Netsh commands are useful when you have any type of network issue. The following commands have fixed internet browser to domain issues.
You will need to Run the Commands in Command Line as Administrator (command prompt as administrator ) for the best results. You should reboot after the last command, instead of rebooting in-between each command.
- netsh i i r r
- netsh i i de ar
- netsh winsock reset
- netsh advfirewall reset
- ipconfig /flushdns
Reboot the system.
This should save you a chunk of time by bypassing some troubleshooting steps. If you want to dig deeper on the exact issue, continue to read below on how this works:
Note: In order, this is what you are resetting. TCP/IP, ARP, Winsock, Firewall, and last DNS. This method works well due to the order or the resets. The order is based on how packets get packed up and sent out into the world. The first three involve the packet encapsulation process and adds info to the packet headers for routing purposes. The firewall will allow the packets to go out to the world based on rules. Generally this reset helps if you can't ping out but can ping the gateway. Last is DNS and will need to be reset if the firewall is letting the packets go out but the destination host is not being resolved.

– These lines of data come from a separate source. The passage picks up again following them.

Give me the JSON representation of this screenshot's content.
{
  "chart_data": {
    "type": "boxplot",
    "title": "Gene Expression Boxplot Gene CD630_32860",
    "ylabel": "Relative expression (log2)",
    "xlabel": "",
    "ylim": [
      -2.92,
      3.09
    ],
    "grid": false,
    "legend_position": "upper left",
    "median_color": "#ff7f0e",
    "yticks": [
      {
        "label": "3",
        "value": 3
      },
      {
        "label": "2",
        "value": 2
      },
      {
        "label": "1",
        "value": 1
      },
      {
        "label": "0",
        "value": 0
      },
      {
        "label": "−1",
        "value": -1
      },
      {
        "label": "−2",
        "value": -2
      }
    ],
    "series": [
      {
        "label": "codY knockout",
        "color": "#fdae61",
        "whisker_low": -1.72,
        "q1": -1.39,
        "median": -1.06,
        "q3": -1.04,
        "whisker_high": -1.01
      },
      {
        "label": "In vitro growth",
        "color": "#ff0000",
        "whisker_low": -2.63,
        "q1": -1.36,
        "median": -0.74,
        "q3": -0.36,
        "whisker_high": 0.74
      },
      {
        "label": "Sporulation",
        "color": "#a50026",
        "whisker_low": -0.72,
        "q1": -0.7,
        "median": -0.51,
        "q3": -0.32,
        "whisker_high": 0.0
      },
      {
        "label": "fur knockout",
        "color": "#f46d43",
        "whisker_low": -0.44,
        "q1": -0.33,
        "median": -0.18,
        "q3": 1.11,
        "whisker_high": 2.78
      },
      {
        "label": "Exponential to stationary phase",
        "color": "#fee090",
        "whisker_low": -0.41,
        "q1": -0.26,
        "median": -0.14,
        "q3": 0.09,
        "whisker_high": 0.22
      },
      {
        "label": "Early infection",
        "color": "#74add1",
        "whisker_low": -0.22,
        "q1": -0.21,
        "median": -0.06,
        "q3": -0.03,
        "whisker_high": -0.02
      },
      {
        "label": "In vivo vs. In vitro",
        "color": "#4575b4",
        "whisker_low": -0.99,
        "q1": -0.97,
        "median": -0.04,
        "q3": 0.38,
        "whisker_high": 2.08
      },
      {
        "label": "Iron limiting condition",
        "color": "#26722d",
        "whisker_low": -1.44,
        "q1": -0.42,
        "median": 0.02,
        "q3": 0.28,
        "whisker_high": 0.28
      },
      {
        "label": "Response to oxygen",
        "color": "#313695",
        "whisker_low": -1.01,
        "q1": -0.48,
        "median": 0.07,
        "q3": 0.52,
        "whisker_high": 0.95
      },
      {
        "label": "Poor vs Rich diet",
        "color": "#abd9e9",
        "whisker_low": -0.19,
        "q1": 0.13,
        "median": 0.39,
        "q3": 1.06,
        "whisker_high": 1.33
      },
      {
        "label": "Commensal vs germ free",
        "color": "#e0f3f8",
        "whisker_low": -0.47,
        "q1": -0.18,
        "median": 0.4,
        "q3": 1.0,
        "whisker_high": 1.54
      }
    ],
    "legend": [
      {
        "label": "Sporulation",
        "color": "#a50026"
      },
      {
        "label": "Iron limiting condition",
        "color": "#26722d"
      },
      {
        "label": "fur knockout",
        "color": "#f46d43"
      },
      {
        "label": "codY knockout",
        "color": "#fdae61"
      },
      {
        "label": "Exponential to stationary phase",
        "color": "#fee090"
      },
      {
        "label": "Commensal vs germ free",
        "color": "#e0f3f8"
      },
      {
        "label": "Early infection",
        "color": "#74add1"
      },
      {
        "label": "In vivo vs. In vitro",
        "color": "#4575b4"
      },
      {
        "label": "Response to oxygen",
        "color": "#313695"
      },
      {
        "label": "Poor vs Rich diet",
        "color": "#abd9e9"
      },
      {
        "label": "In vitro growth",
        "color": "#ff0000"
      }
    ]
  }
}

To test to see where the network issue is happening try this:
- Ping the loopback. This will test that the TCP/IP stack is working and if the drivers for the NIC are operating. Once the NIC drivers are updated and no bangs in DM run the following command in cmd. If it fails you'll reset TCP/IP.
The command is: ping 127.0.0.1
- Next ping the default gateway. This may also be the router. To find the gateway's IP, type ipconfig /all in command prompt. Then ping that number found for the default gateway. ARP deals with adding MAC address resolution address to the packet headers. Based on the Operating System ReInstall (OSRI) model this is layer 3 and MAC address and routers fall in this category. If this fails, it means that the ARP needs to be reset.
The command is: ping (IP found for their default gateway) - for example: ping 192.168.1.1
- If the above steps are successful, go ahead and try to ping out to the internet. This will test both the firewall and the DNS portions of the protocol stack. Start by pinging google.com. If it passes without errors and the customer is unable to browse online, this is a firewall issue. It would be best to reset the firewall.
If the ping test fails using the Google address, ping Google's IP address of 220.127.116.11
If the pinged Google address fails but directly pinging the IP for the site passes, it's most likely an DNS issue on the site side. If this happens you can ping Google's DNS directly at 18.104.22.168 to determine that an non-ISP DNS server can be reached.
At this point, go ahead and reset DNS, reboot, and re-try the above commands to verify that the DNS issue is resolved. If it fails again, we can determine that the protocols on the system are good to go but their ISP's DNS servers are having issues. You can manually set DNS to Google's 22.214.171.124 address.